Mama passed away a little over 7 years ago (COPD) but I have many things of her’s we both treasured. I have the crystal bells we both collected for many years, the milk glass stuff (which was her mother’s first), my Mama’s portrait (taken when she was a WAC, back in the 1940’s), the dress she wore to my wedding 14 years ago, and even the old knit headbands she wore when I was very young (I wear them now).

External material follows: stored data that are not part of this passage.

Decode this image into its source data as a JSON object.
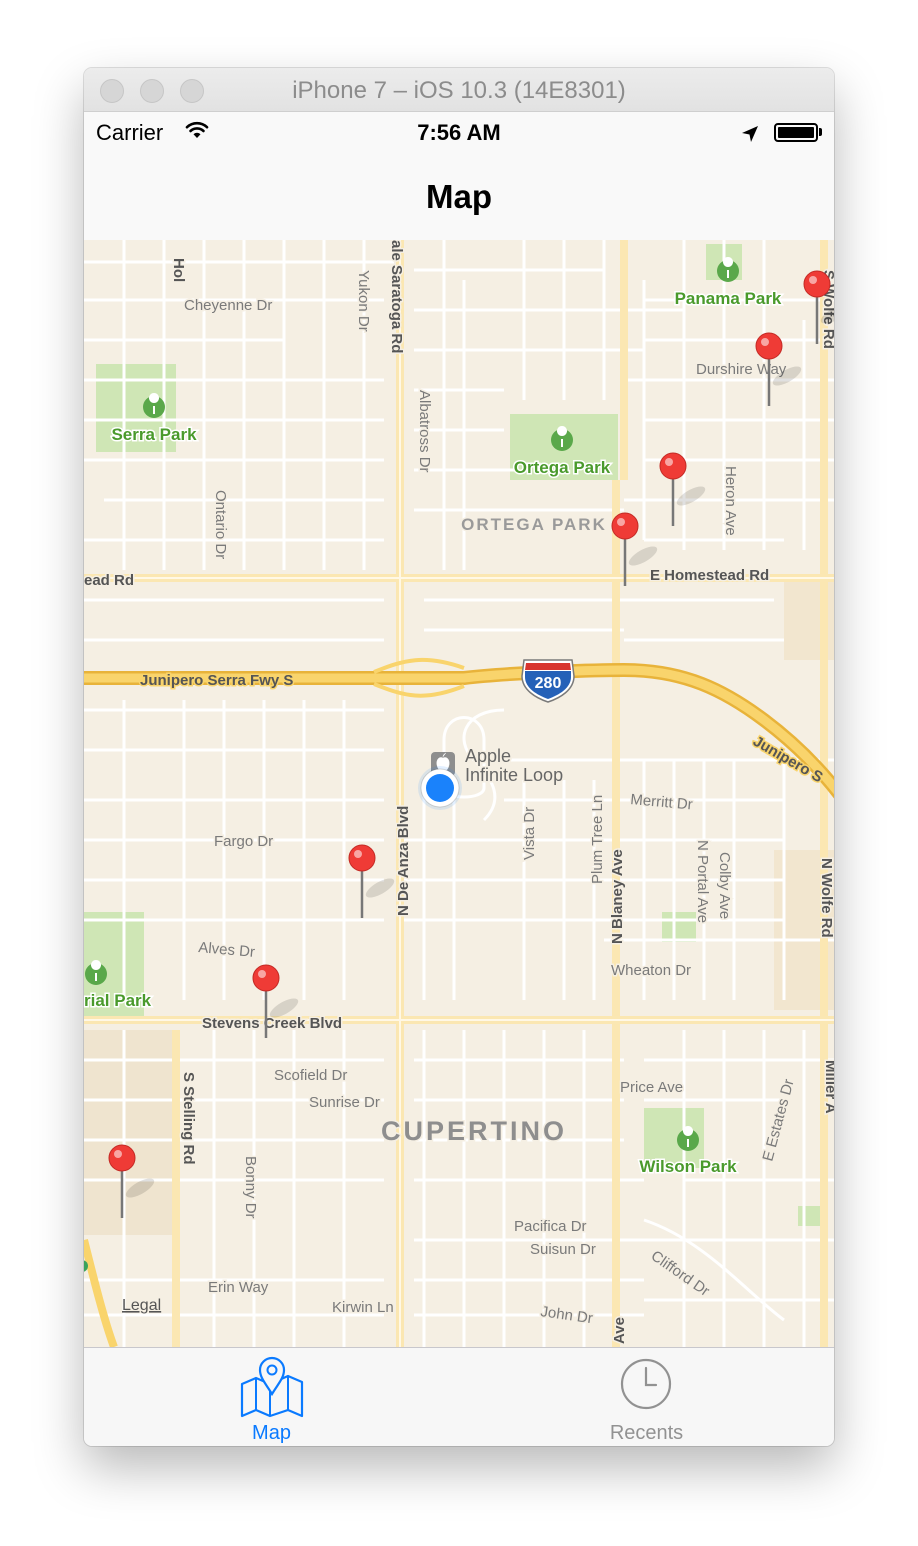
{
  "window": {
    "title": "iPhone 7 – iOS 10.3 (14E8301)"
  },
  "status_bar": {
    "carrier": "Carrier",
    "time": "7:56 AM"
  },
  "nav": {
    "title": "Map"
  },
  "map": {
    "parks": [
      "Panama Park",
      "Serra Park",
      "Ortega Park",
      "rial Park",
      "Wilson Park"
    ],
    "streets": {
      "hol": "Hol",
      "cheyenne": "Cheyenne Dr",
      "saratoga": "ale Saratoga Rd",
      "yukon": "Yukon Dr",
      "wolfe_top": "S Wolfe Rd",
      "durshire": "Durshire Way",
      "albatross": "Albatross Dr",
      "ontario": "Ontario Dr",
      "heron": "Heron Ave",
      "homestead_w": "ead Rd",
      "homestead_e": "E Homestead Rd",
      "junipero_w": "Junipero Serra Fwy S",
      "junipero_e": "Junipero S",
      "merritt": "Merritt Dr",
      "fargo": "Fargo Dr",
      "de_anza": "N De Anza Blvd",
      "vista": "Vista Dr",
      "plum_tree": "Plum Tree Ln",
      "blaney": "N Blaney Ave",
      "portal": "N Portal Ave",
      "colby": "Colby Ave",
      "wolfe": "N Wolfe Rd",
      "alves": "Alves Dr",
      "wheaton": "Wheaton Dr",
      "stevens_creek": "Stevens Creek Blvd",
      "scofield": "Scofield Dr",
      "sunrise": "Sunrise Dr",
      "price": "Price Ave",
      "e_estates": "E Estates Dr",
      "miller": "Miller A",
      "stelling": "S Stelling Rd",
      "bonny": "Bonny Dr",
      "pacifica": "Pacifica Dr",
      "suisun": "Suisun Dr",
      "clifford": "Clifford Dr",
      "erin": "Erin Way",
      "kirwin": "Kirwin Ln",
      "john": "John Dr",
      "ave_bottom": "Ave"
    },
    "highway_shield": "280",
    "neighborhood": "ORTEGA PARK",
    "city": "CUPERTINO",
    "poi": {
      "line1": "Apple",
      "line2": "Infinite Loop"
    },
    "legal": "Legal",
    "pin_color": "#ef3b36",
    "user_location_color": "#1a82fb"
  },
  "tabs": [
    {
      "label": "Map",
      "icon": "map-pin-icon",
      "selected": true
    },
    {
      "label": "Recents",
      "icon": "clock-icon",
      "selected": false
    }
  ],
  "accent_color": "#0a7aff"
}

But the main thing I cherish are the Sandwich glass dessert plates she gave me when I was a teenager. They, too, had belonged to her mother first (Granny Winey passed away the year before I was born) and Mama decided they had collected enough dust in her dining room & had to go. She was actually considering throwing them out (all 12) — I told her if she didn’t want them, I’d take them and she said I could have them as long as I moved them out of the dining room. Well, that started something; I now have a collection of about 50 pieces of Sandwich glass, including dinner plates, a cookie jar, serving bowls, and even a punch bowl & glasses. One of the days, after my little boys grow up, I hope to have a granddaughter to pass the collection on to!

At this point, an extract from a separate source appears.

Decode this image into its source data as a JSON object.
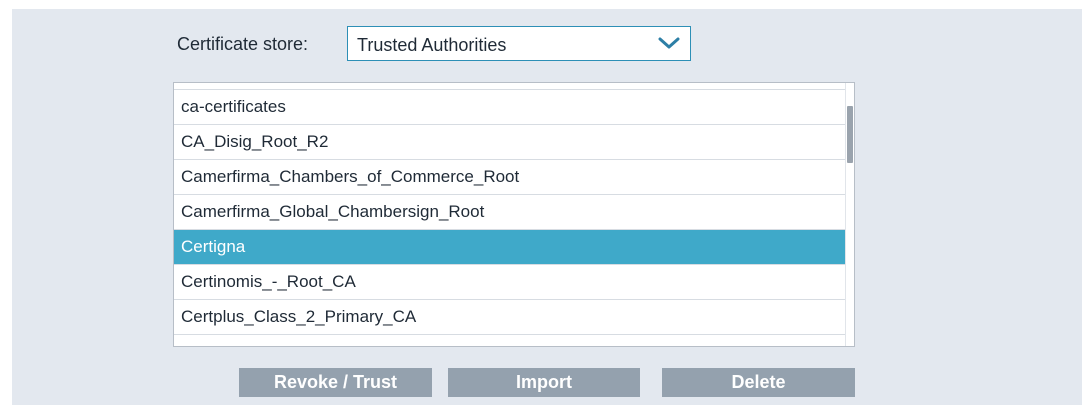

I use my two grandmothers’ and my Mama’s old aluminum cookware from the 40’s. My kids all say that everything tastes better cooked in them. I also try to have homemade bread of some kind every day like one of my grandmothers did. Her house always smelled so delicious and since my mother was still at work when I got home from school, our house didn’t smell like that when I came home, so I tried to have something cooking when our kids got home from school. They are all grown now, but look forward to coming home and seeing what is waiting for them.

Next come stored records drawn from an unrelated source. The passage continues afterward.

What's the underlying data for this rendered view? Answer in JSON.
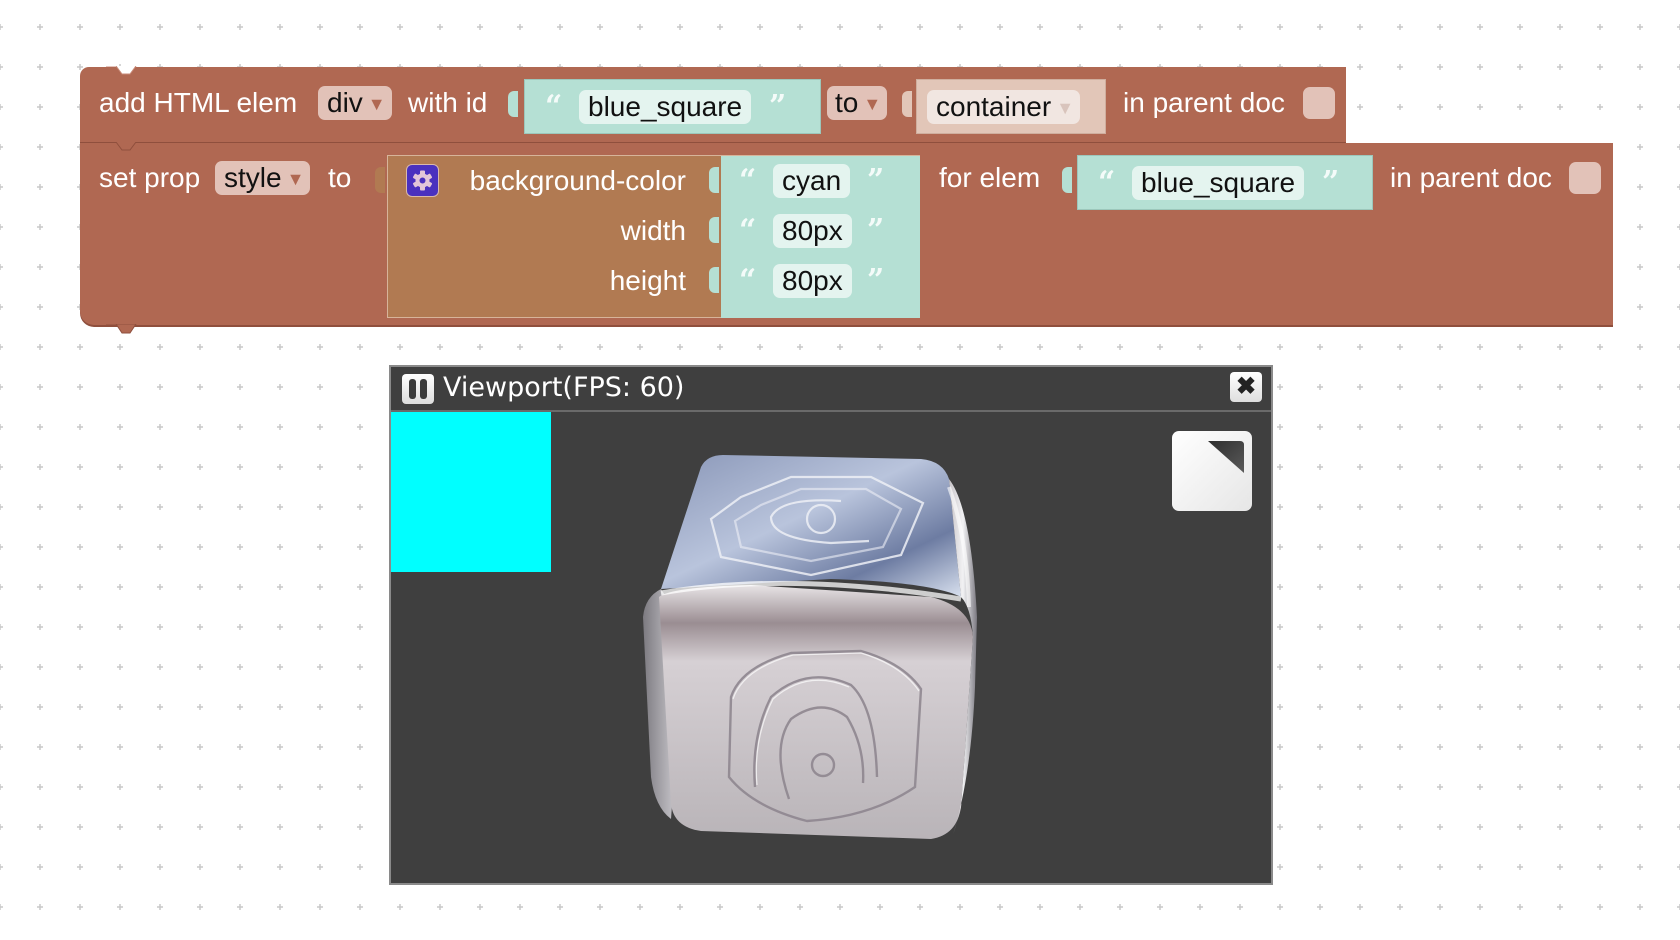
{
  "workspace": {
    "background": "#ffffff",
    "grid_color": "#c9c9c9"
  },
  "block_add_elem": {
    "label_prefix": "add HTML elem",
    "tag_dropdown": "div",
    "label_with_id": "with id",
    "id_value": "blue_square",
    "to_dropdown": "to",
    "parent_dropdown": "container",
    "label_parent_doc": "in parent doc",
    "parent_doc_checked": false,
    "color": "#b06852"
  },
  "block_set_prop": {
    "label_prefix": "set prop",
    "prop_dropdown": "style",
    "label_to": "to",
    "map": {
      "rows": [
        {
          "key": "background-color",
          "value": "cyan"
        },
        {
          "key": "width",
          "value": "80px"
        },
        {
          "key": "height",
          "value": "80px"
        }
      ],
      "gear_icon": "gear-icon",
      "color": "#b17a52"
    },
    "label_for_elem": "for elem",
    "elem_value": "blue_square",
    "label_parent_doc": "in parent doc",
    "parent_doc_checked": false
  },
  "quotes": {
    "open": "“",
    "close": "”"
  },
  "dropdown_arrow": "▼",
  "viewport": {
    "title": "Viewport(FPS: 60)",
    "pause_icon": "pause-icon",
    "close_icon": "✖",
    "resize_icon": "resize-icon",
    "rendered_square_color": "#00ffff",
    "background": "#3f3f3f"
  }
}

I’m not overly sentimental about most “things”, but I do treasure the photos. I always want the photos. I do have an old secretary (desk with fold down part) that belonged to my grandfather and great grandfather before him, and both my grandmother’s wedding rings.
My dad is pretty sentimental about “stuff”. He has his grandmothers sewing machine, and he remembers sewing with her when he was a little boy. She was his favorite person in the whole world and you can still tell when he shares his memories even though she’s been gone over 40 years now. He also has her old cooking spoon and several other treasured keepsakes that belonged to family memebers. I think it’s really wonderful that he connects to all those memories, but I am going to feel terrible one day when he’s gone and some of this stuff passes on to me. I have nowhere to keep it and no desire to actually put it in my own home, but I’m going to feel guilty just the same if I get rid of any of it!
I collect old kitchen items because of all the great memories I haveof my g mothers. Nannie had an aluminum tumbler and pitcher set that we drank lemonade from. The tumblers and pitcher were all different colors. When the metal got cold you could see the glasses “sweat”. I later found a new set and ordered it. Nannie also had some plastic black memorabilia salt & pepper shakers & syrup pitcher. You pulled back the head of the “Aunt Jemima” to pour your syrup. I don’t know what happened to them but on ebay they are priceless. She also had a Felix the cat clock (the one whose eyes& tail go back & forth)and I always looked for the clock when I first arrived. I have bought several bowls from antique shops & ebay that I remember my g mothers using. Everytime I use them (and yes I use them) I think of them. Talked to my sister and she looked for and found a picture that she remembers Grannie had hanging on the wall-a dog in the snow. We all have things that do bring back memories and hopefully they are good ones.